Commit to rethinking the student experience-starting by walking in the shoes of a student.

Some of my readers know how enthusiastic I am about student shadowing as a form of professional learning, empathy strengthening, and pedagogical inspiration.   I recommend this practice in nearly every presentation I make, but when I ask for a show of hands of whom in the audience has ever done it, it’s rare to see more than two or three arms go up.

Student shadowing, simply put, changed my life.  In 2008, during a sabbatical year, I visited 21 21st century high schools, shadowing students, usually 11th graders, for entire school days at each site.   At each, I made every effort to sit in the student seat, experience the class as a student would, partake of most the tasks students were performing, while also (furiously) keyboarding on my Macbook, writing for my blog.   Over the course of these several months, I immersed myself in both traditional and innovative curriculum and instruction, and came away with a newfound and deeply help appreciation for the true potential of secondary learning and a pained sense of how frequently we fall far short.

As a result, my work in school leadership changed dramatically, and not too long thereafter, my career course changed, to work trying to support all, not just one, school in shifting in the directions identified from my shadowing observations.

Each day visiting resulted in blog posts of 1000-3000 words; I recapped my experience in a post called “lessons learned,” available here. 

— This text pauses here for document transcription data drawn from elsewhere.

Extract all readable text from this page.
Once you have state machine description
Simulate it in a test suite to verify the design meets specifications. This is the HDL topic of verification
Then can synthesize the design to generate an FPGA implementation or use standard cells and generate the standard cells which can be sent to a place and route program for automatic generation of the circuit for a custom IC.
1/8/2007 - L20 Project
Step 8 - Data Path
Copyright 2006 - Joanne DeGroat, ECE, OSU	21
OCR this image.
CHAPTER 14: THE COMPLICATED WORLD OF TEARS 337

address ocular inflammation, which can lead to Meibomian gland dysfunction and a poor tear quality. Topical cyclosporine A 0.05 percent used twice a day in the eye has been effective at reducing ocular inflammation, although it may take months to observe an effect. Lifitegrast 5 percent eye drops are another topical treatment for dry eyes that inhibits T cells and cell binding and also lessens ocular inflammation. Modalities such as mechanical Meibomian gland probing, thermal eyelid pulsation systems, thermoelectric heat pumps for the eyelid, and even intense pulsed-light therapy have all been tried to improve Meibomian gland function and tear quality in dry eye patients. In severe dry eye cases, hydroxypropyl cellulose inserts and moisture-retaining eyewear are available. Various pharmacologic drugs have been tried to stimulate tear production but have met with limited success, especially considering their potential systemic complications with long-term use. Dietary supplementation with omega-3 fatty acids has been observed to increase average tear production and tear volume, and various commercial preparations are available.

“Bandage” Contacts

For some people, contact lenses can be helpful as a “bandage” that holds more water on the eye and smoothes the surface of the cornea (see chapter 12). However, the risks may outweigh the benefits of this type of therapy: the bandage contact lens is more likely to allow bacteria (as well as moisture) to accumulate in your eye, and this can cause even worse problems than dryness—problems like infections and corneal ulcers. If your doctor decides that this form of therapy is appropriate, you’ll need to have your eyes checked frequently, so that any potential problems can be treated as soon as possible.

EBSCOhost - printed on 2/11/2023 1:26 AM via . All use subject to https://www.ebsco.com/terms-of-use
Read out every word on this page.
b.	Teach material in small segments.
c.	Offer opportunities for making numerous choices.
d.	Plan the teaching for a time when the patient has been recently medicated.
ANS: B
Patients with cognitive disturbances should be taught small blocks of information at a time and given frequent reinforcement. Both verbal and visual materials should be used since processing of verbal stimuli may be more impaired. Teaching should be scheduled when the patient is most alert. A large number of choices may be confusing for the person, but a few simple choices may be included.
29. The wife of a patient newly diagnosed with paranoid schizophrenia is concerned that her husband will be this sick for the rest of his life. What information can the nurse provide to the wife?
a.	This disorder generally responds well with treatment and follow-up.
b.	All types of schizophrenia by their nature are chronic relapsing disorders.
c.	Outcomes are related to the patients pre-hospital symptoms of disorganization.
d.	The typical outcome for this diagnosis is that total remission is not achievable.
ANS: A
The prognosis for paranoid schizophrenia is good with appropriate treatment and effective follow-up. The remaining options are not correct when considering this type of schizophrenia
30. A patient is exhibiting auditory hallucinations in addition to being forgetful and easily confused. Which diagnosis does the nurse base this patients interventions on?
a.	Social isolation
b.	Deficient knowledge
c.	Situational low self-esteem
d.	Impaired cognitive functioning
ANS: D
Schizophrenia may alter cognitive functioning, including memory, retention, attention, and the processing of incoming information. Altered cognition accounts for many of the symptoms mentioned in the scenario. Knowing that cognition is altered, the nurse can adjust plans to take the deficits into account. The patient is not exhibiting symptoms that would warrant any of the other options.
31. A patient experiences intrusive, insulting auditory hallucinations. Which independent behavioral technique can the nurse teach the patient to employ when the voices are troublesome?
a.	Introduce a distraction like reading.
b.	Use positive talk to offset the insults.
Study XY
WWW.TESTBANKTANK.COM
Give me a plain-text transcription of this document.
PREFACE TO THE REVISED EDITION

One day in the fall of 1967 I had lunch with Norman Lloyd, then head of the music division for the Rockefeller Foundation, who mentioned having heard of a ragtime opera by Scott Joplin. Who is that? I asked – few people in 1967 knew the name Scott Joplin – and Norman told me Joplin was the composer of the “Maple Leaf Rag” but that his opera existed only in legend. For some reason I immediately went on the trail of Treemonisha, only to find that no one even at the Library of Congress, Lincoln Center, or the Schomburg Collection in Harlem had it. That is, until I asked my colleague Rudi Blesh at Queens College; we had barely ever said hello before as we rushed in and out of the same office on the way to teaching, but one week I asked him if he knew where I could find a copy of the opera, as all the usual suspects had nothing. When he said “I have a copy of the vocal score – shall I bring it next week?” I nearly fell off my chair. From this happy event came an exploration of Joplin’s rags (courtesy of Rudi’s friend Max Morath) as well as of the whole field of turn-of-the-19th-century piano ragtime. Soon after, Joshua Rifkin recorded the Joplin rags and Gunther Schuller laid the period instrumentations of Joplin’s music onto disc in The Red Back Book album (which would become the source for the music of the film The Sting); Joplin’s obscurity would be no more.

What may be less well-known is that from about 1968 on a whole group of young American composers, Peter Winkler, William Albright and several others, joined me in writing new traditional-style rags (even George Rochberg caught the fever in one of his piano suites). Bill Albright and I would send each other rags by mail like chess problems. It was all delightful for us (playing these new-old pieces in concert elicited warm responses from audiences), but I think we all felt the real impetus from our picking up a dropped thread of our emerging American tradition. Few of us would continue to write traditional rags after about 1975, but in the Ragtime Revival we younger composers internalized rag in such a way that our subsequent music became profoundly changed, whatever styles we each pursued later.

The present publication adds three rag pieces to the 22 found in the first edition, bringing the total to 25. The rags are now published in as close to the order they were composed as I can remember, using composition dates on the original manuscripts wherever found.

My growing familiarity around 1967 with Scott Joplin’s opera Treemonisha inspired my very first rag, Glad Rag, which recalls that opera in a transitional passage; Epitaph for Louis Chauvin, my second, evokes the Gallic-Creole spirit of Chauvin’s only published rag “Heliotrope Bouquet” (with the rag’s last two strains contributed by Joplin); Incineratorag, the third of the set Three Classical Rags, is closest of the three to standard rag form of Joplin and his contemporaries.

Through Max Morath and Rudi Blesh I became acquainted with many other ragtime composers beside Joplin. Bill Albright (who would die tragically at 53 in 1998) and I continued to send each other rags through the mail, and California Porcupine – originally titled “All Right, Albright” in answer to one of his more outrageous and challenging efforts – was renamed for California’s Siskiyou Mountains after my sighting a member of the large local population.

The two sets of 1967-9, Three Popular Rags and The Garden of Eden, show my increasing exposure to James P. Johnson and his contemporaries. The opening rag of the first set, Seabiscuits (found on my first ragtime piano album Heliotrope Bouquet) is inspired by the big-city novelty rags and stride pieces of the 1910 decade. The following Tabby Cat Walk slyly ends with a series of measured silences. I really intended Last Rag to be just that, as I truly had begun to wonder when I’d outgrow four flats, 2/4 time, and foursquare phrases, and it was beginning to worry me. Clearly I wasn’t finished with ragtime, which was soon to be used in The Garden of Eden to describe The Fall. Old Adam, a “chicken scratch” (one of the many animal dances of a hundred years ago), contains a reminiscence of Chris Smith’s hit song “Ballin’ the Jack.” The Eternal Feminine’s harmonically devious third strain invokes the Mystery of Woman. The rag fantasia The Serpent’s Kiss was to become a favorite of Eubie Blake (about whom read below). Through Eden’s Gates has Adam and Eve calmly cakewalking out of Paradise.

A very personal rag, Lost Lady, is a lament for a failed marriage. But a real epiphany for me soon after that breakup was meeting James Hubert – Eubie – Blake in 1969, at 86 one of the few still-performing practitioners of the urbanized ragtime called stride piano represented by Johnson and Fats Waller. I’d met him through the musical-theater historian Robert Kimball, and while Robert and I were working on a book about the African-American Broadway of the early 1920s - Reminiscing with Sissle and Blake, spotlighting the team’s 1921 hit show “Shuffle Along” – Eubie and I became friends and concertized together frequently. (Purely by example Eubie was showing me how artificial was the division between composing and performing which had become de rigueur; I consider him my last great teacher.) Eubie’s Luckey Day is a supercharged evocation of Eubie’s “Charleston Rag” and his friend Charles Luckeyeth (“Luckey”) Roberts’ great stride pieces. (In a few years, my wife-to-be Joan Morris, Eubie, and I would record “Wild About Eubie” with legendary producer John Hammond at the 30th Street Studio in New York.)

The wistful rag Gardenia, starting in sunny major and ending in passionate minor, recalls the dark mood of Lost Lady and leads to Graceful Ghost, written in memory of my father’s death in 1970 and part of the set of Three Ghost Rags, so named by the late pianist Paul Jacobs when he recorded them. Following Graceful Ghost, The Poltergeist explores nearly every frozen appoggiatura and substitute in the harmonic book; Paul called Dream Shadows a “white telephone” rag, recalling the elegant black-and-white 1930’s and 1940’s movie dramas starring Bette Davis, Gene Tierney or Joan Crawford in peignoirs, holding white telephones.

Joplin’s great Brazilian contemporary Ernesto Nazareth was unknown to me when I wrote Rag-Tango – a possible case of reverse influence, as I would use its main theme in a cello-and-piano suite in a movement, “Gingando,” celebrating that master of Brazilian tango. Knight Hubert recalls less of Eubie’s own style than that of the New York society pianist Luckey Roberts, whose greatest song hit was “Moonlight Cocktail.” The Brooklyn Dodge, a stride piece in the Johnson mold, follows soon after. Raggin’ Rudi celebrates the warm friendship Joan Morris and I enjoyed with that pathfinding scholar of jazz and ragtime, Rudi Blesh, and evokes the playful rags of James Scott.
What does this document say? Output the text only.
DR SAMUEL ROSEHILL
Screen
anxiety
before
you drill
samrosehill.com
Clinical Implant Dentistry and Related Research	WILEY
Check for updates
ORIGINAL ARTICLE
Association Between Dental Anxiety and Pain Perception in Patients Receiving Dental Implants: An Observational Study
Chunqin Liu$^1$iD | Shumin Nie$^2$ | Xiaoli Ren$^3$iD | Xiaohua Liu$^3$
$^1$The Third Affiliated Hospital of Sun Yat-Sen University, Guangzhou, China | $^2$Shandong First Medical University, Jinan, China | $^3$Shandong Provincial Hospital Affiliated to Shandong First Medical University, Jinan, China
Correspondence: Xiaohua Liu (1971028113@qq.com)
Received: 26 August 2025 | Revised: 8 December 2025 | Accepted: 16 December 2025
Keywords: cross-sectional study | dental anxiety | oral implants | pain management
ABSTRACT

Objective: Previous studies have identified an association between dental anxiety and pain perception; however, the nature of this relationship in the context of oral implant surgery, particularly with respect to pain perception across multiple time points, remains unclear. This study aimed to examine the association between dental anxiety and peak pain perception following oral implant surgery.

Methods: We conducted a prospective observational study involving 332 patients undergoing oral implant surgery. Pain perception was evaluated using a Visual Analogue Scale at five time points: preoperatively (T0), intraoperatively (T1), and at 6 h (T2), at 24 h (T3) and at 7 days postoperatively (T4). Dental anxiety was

But that post contains the lessons learned about schooling– not about shadowing.   Here let me draw upon those 21 days, and subsequent reflection and discovery, to offer suggestions for those embarking on student shadowing.

  1.  Consider reading or reviewing some of the excellent writing that exists about the experience of shadowing students.   I’d direct people to one of the following three resources (in addition to my own, of course): Michael Thompson’s book, The Pressured Child; Denise Pope’s book, Doing School; and Alexis Wiggins’ reflection on Grant Wiggins’ blog.
  2. Take your reflections further by writing, and not just writing afterwards, and not just writing for yourself.  Make the commitment to make the most of your time by writing during the day, sneaking in a few moments as you are able, and then returning to write more at the end of the day- not the next.  And post, publish, distribute, make transparent your observations and learning.
  3. Select several, but not too many, questions you wish to pursue over the course of the day– and own them as close to your vest as you can.   “Am I learning?  Do I feel engaged/motivated/respected/encouraged in this context? Is what we’re doing here meaningful/preparatory/significant to my life and to how I can partially perceive a student’s life?”  Of course you can and will make observations and find answers to questions above and beyond the original set of questions you ask, (and of course there are real limits to how fully you can inhabit the worldview and life experience of your students), but clarifying for yourself what you are looking for, what you seek to understand better, will help make more meaning of the experience.
  4. Do the work.  I noted this above, but I want to reiterate.  Be more than an observer.  If asked to do a quiz, or write an essay, or work in groups, or listen to the lecture, do so: do what the students are asked to do.
  5. Shadow a second time.   Comparison is critical to insight: without it, it is so much harder to make judgment.   Try wine tasting, for instance, without multiple wines: there is so much more to infer, more to learn, more to comprehend when comparing two or more samples.    It is more time and maybe that makes it impossible, but seek to shadow two students on two days: a boy and a girl; a student from a relatively more advantaged background and one from a less advantaged circumstance; a student at your school and one at a school you know to be very different from your own.

Take the initiative, commit the time, and invest your all: student shadowing provides insights which will inspire and inform your leadership for months or years to come.